Так, блоковскими словами, определял Козинцев судьбу своего поколения. Это было поколение людей, с детства избранных историей. Она дала им шанс — и они воспользовались им. Казалось, с переворотом всей российской жизни в 1917 году наступит свобода, полная возможность реализации — в разных сферах. Для многих новых людей так и оказалось. Сын режиссера пишет:

«Он многократно повторял — и в этом я нисколько не сомневаюсь — что молодость была самой яркой и счастливой порой его жизни. Более того, верность „веселой звезде двадцатых годов“ отец сохранил до самого конца».

Этот соблазн нового, неограниченной свободы самовыражения захватил умы многих художников, значительно более зрелых, чем Козинцев, которому в 17 году было всего 12 лет. Блок, Мейерхольд, Маяковский, Альтман и многие другие, которым потом за эту свободу пришлось заплатить страхом, немотой и жизнью... Но это потом. А тогда уже в 19 лет Козинцев стал руководителем театральной мастерской ФЭКС (Фабрика эксцентрического актера), признанный талант, даже авторитет. Революция в жизни и умах делалась при помощи совсем молодых людей (вспомним судьбу Аркадия Гайдара). Но, как известно, революции пожирают своих детей. За безграничную свободу пришлось заплатить безграничным страхом.

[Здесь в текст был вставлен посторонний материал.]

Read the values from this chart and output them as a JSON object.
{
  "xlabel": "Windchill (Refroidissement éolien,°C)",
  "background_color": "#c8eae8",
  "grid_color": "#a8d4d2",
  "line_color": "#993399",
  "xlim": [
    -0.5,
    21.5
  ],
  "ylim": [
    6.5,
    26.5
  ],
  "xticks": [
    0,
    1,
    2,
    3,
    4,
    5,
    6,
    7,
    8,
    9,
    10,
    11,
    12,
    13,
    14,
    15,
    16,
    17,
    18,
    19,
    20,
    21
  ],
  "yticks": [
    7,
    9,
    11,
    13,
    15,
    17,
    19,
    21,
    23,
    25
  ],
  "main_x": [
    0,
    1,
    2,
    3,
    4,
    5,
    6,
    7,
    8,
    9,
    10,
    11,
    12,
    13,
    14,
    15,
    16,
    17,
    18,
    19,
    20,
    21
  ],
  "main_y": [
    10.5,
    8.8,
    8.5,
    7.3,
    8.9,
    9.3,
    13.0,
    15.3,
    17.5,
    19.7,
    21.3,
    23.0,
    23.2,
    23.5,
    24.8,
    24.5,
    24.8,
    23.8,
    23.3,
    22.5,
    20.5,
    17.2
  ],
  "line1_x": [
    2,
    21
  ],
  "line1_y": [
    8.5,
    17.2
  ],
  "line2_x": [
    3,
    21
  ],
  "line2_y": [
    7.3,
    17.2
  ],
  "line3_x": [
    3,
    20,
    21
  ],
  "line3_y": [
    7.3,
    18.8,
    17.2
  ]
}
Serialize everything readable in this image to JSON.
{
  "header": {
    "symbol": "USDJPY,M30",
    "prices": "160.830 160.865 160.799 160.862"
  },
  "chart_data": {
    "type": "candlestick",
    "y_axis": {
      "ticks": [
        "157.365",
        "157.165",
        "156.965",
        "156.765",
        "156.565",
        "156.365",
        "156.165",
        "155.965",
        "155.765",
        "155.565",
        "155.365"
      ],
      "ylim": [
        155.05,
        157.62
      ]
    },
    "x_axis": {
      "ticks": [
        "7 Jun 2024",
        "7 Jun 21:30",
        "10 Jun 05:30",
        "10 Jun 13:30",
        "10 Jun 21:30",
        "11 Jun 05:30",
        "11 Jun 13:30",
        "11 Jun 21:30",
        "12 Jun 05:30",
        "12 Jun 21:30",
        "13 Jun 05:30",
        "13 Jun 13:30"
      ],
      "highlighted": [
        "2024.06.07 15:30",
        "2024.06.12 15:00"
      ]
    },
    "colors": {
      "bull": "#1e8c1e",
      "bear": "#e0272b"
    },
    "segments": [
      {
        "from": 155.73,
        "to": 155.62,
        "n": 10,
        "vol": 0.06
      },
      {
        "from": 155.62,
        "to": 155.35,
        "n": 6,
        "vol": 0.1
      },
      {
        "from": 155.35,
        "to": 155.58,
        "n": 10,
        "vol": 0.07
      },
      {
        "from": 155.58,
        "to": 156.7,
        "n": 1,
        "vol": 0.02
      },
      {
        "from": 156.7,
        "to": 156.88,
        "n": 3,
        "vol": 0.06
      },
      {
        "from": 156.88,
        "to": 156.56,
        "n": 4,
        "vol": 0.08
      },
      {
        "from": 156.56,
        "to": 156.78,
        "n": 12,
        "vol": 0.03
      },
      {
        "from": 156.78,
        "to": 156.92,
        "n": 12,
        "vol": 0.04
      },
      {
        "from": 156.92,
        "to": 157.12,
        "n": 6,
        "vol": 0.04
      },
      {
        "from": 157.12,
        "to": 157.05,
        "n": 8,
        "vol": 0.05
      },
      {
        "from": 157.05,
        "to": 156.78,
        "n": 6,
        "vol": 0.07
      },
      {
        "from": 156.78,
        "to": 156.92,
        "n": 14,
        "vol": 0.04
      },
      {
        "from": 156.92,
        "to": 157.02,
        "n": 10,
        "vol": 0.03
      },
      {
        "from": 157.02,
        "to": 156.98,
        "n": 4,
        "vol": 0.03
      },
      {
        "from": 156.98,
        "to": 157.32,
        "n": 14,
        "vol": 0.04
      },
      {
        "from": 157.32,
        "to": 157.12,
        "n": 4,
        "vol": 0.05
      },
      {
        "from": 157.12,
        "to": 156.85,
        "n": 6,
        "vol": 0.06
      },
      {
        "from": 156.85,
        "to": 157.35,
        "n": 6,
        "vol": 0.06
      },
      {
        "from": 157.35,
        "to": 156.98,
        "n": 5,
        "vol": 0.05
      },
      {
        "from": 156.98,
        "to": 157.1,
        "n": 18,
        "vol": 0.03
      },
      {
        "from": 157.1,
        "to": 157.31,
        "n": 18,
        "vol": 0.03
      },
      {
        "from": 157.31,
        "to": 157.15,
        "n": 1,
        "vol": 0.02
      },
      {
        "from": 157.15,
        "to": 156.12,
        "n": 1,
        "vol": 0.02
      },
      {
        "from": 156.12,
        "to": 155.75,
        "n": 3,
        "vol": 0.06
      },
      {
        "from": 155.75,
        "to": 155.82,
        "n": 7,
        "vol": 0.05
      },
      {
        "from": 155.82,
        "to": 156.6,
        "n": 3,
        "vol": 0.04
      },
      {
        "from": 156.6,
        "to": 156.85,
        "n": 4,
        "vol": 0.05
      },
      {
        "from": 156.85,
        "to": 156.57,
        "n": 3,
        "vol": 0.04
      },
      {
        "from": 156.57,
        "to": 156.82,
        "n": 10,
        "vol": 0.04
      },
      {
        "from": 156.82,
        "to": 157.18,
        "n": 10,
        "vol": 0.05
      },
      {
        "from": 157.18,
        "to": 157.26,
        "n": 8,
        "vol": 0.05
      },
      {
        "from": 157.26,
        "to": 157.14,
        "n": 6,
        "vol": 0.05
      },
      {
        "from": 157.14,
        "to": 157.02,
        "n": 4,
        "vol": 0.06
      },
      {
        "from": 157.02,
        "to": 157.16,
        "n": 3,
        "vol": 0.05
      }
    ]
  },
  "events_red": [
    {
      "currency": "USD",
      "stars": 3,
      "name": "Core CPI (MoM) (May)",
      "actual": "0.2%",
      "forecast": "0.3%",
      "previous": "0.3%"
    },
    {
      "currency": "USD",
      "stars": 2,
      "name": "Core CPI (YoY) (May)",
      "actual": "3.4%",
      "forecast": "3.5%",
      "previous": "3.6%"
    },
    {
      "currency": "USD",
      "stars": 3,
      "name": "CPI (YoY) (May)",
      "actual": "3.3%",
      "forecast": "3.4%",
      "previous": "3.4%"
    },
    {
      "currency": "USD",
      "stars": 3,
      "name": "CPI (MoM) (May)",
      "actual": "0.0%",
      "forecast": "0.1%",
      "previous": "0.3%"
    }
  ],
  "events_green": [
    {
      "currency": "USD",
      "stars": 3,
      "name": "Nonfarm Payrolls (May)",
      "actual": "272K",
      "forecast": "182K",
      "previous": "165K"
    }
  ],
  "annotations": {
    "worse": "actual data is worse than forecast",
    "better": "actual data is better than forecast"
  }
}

«Один небольшой вечерок с одним товарищем, курящим трубку, в большом белом здании посреди большой пустой площади. М.б., этот вечерок и был главным.

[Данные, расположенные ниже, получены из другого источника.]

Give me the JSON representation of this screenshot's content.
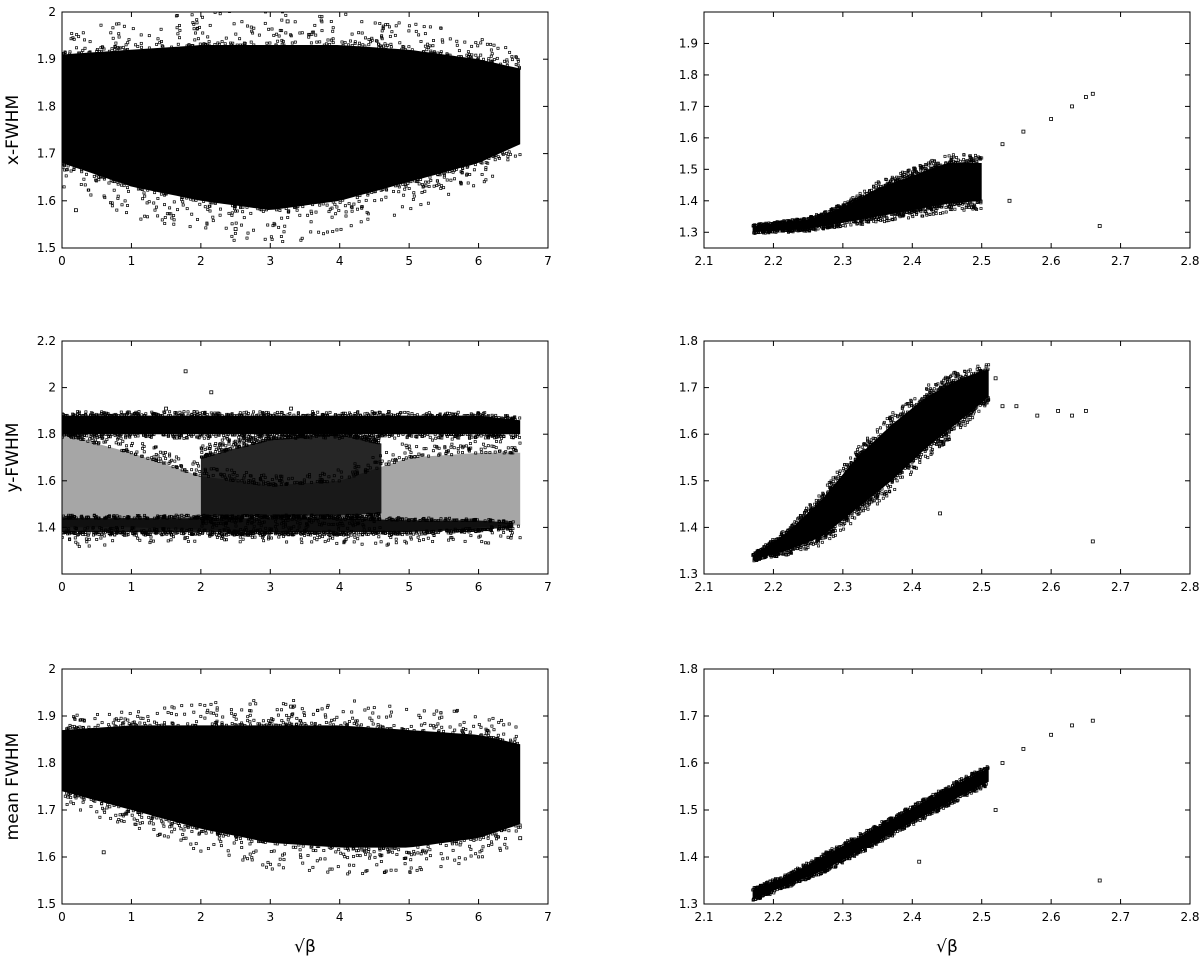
{
  "chart_data": [
    {
      "type": "scatter",
      "xlabel": "",
      "ylabel": "x-FWHM",
      "xlim": [
        0,
        7
      ],
      "ylim": [
        1.5,
        2
      ],
      "xticks": [
        "0",
        "1",
        "2",
        "3",
        "4",
        "5",
        "6",
        "7"
      ],
      "yticks": [
        "1.5",
        "1.6",
        "1.7",
        "1.8",
        "1.9",
        "2"
      ],
      "marker_color": "#000000",
      "bands": [
        {
          "x": [
            0,
            1,
            2,
            3,
            4,
            5,
            6,
            6.6
          ],
          "lo": [
            1.68,
            1.63,
            1.6,
            1.58,
            1.6,
            1.64,
            1.68,
            1.72
          ],
          "hi": [
            1.91,
            1.92,
            1.93,
            1.93,
            1.93,
            1.92,
            1.9,
            1.88
          ],
          "density": 1.0
        }
      ],
      "outliers": [
        [
          3.25,
          1.98
        ],
        [
          0.2,
          1.58
        ],
        [
          2.5,
          1.54
        ]
      ]
    },
    {
      "type": "scatter",
      "xlabel": "",
      "ylabel": "",
      "xlim": [
        2.1,
        2.8
      ],
      "ylim": [
        1.25,
        2.0
      ],
      "xticks": [
        "2.1",
        "2.2",
        "2.3",
        "2.4",
        "2.5",
        "2.6",
        "2.7",
        "2.8"
      ],
      "yticks": [
        "1.3",
        "1.4",
        "1.5",
        "1.6",
        "1.7",
        "1.8",
        "1.9"
      ],
      "marker_color": "#000000",
      "bands": [
        {
          "x": [
            2.17,
            2.25,
            2.3,
            2.35,
            2.4,
            2.45,
            2.5
          ],
          "lo": [
            1.3,
            1.31,
            1.33,
            1.35,
            1.37,
            1.39,
            1.4
          ],
          "hi": [
            1.32,
            1.34,
            1.38,
            1.44,
            1.48,
            1.52,
            1.52
          ],
          "density": 1.0
        }
      ],
      "outliers": [
        [
          2.53,
          1.58
        ],
        [
          2.56,
          1.62
        ],
        [
          2.6,
          1.66
        ],
        [
          2.63,
          1.7
        ],
        [
          2.65,
          1.73
        ],
        [
          2.66,
          1.74
        ],
        [
          2.67,
          1.32
        ],
        [
          2.54,
          1.4
        ]
      ]
    },
    {
      "type": "scatter",
      "xlabel": "",
      "ylabel": "y-FWHM",
      "xlim": [
        0,
        7
      ],
      "ylim": [
        1.2,
        2.2
      ],
      "xticks": [
        "0",
        "1",
        "2",
        "3",
        "4",
        "5",
        "6",
        "7"
      ],
      "yticks": [
        "1.4",
        "1.6",
        "1.8",
        "2",
        "2.2"
      ],
      "marker_color": "#000000",
      "bands": [
        {
          "x": [
            0,
            1,
            2,
            3,
            4,
            5,
            6,
            6.6
          ],
          "lo": [
            1.8,
            1.8,
            1.8,
            1.8,
            1.8,
            1.8,
            1.8,
            1.8
          ],
          "hi": [
            1.88,
            1.88,
            1.88,
            1.88,
            1.88,
            1.88,
            1.88,
            1.86
          ],
          "density": 1.0
        },
        {
          "x": [
            0,
            1,
            2,
            3,
            4,
            5,
            6,
            6.6
          ],
          "lo": [
            1.4,
            1.4,
            1.39,
            1.38,
            1.38,
            1.38,
            1.4,
            1.41
          ],
          "hi": [
            1.8,
            1.72,
            1.62,
            1.58,
            1.6,
            1.7,
            1.72,
            1.72
          ],
          "density": 0.35
        },
        {
          "x": [
            0,
            1,
            2,
            3,
            4,
            5,
            6,
            6.5
          ],
          "lo": [
            1.38,
            1.38,
            1.38,
            1.38,
            1.38,
            1.38,
            1.39,
            1.4
          ],
          "hi": [
            1.44,
            1.44,
            1.44,
            1.44,
            1.44,
            1.43,
            1.43,
            1.42
          ],
          "density": 0.9
        },
        {
          "x": [
            2.0,
            3.0,
            4.0,
            4.6
          ],
          "lo": [
            1.45,
            1.45,
            1.45,
            1.46
          ],
          "hi": [
            1.7,
            1.78,
            1.8,
            1.76
          ],
          "density": 0.85
        }
      ],
      "outliers": [
        [
          1.78,
          2.07
        ],
        [
          2.15,
          1.98
        ],
        [
          3.3,
          1.91
        ],
        [
          1.5,
          1.91
        ]
      ]
    },
    {
      "type": "scatter",
      "xlabel": "",
      "ylabel": "",
      "xlim": [
        2.1,
        2.8
      ],
      "ylim": [
        1.3,
        1.8
      ],
      "xticks": [
        "2.1",
        "2.2",
        "2.3",
        "2.4",
        "2.5",
        "2.6",
        "2.7",
        "2.8"
      ],
      "yticks": [
        "1.3",
        "1.4",
        "1.5",
        "1.6",
        "1.7",
        "1.8"
      ],
      "marker_color": "#000000",
      "bands": [
        {
          "x": [
            2.17,
            2.22,
            2.27,
            2.32,
            2.37,
            2.42,
            2.47,
            2.51
          ],
          "lo": [
            1.33,
            1.35,
            1.38,
            1.44,
            1.5,
            1.57,
            1.63,
            1.68
          ],
          "hi": [
            1.34,
            1.39,
            1.46,
            1.55,
            1.62,
            1.68,
            1.72,
            1.74
          ],
          "density": 1.0
        }
      ],
      "outliers": [
        [
          2.52,
          1.72
        ],
        [
          2.53,
          1.66
        ],
        [
          2.55,
          1.66
        ],
        [
          2.58,
          1.64
        ],
        [
          2.61,
          1.65
        ],
        [
          2.63,
          1.64
        ],
        [
          2.65,
          1.65
        ],
        [
          2.66,
          1.37
        ],
        [
          2.44,
          1.43
        ]
      ]
    },
    {
      "type": "scatter",
      "xlabel": "√β",
      "ylabel": "mean FWHM",
      "xlim": [
        0,
        7
      ],
      "ylim": [
        1.5,
        2
      ],
      "xticks": [
        "0",
        "1",
        "2",
        "3",
        "4",
        "5",
        "6",
        "7"
      ],
      "yticks": [
        "1.5",
        "1.6",
        "1.7",
        "1.8",
        "1.9",
        "2"
      ],
      "marker_color": "#000000",
      "bands": [
        {
          "x": [
            0,
            1,
            2,
            3,
            4,
            5,
            6,
            6.6
          ],
          "lo": [
            1.74,
            1.7,
            1.66,
            1.63,
            1.62,
            1.62,
            1.64,
            1.67
          ],
          "hi": [
            1.87,
            1.88,
            1.88,
            1.88,
            1.88,
            1.87,
            1.86,
            1.84
          ],
          "density": 1.0
        }
      ],
      "outliers": [
        [
          3.3,
          1.92
        ],
        [
          0.6,
          1.61
        ],
        [
          6.6,
          1.64
        ]
      ]
    },
    {
      "type": "scatter",
      "xlabel": "√β",
      "ylabel": "",
      "xlim": [
        2.1,
        2.8
      ],
      "ylim": [
        1.3,
        1.8
      ],
      "xticks": [
        "2.1",
        "2.2",
        "2.3",
        "2.4",
        "2.5",
        "2.6",
        "2.7",
        "2.8"
      ],
      "yticks": [
        "1.3",
        "1.4",
        "1.5",
        "1.6",
        "1.7",
        "1.8"
      ],
      "marker_color": "#000000",
      "bands": [
        {
          "x": [
            2.17,
            2.22,
            2.27,
            2.32,
            2.37,
            2.42,
            2.47,
            2.51
          ],
          "lo": [
            1.31,
            1.34,
            1.37,
            1.41,
            1.45,
            1.49,
            1.53,
            1.56
          ],
          "hi": [
            1.33,
            1.36,
            1.4,
            1.44,
            1.48,
            1.52,
            1.56,
            1.59
          ],
          "density": 1.0
        }
      ],
      "outliers": [
        [
          2.53,
          1.6
        ],
        [
          2.56,
          1.63
        ],
        [
          2.6,
          1.66
        ],
        [
          2.63,
          1.68
        ],
        [
          2.66,
          1.69
        ],
        [
          2.67,
          1.35
        ],
        [
          2.52,
          1.5
        ],
        [
          2.41,
          1.39
        ]
      ]
    }
  ]
}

Потом уже и про „флейту“, и про Лира мне было проще рассказывать».

(Г.Козинцев. Из дневника)

КозинцевВ том наступившем после революции времени, в котором, по слову Маяковского, «дело адово делается уже», вместо страха Божьего, который отменили, вступили страхи совсем другого порядка, ибо свято место пусто не бывает.

За «Трилогию о Максиме», рабочем парне с питерской окраины, Козинцев стал лауреатом Сталинской премии первой степени. Ясно, что диктатор был доволен режиссером. Но удавка на шее переносилась Козинцевым тяжело. И тогда он ушел в театральную режиссуру, ставя шекспировские трагедии, созвучные духу времени накалом страстей. В театре под защитой классической пьесы можно было быть свободнее. Недаром декорации Натана Альтмана к постановке Козинцевым «Короля Лира» в 1941 году изображали виселицы. Много позднее Козинцев напишет книгу, назвав ее «Наш современник Вильям Шекспир». Для него самого это так и было. Через Шекспира он исповедовался миру, с которым состоял в постоянном конфликте. Отличавшийся повышенным уровнем чувства справедливости, остро переносивший жестокость времени, умевший радоваться успехам молодых талантов (он защищал фильм Тарковского «Андрей Рублев»), Козинцев был поистине благородной натурой, обладавшей целомудренной душой рыцаря. Он поставил фильм «Гамлет», поразивший даже англичан, а завершил свой путь фильмом «Король Лир», в котором серые от пепла люди бредут по мертвой земле — итог размышления режиссера о трагической истории ХХ века.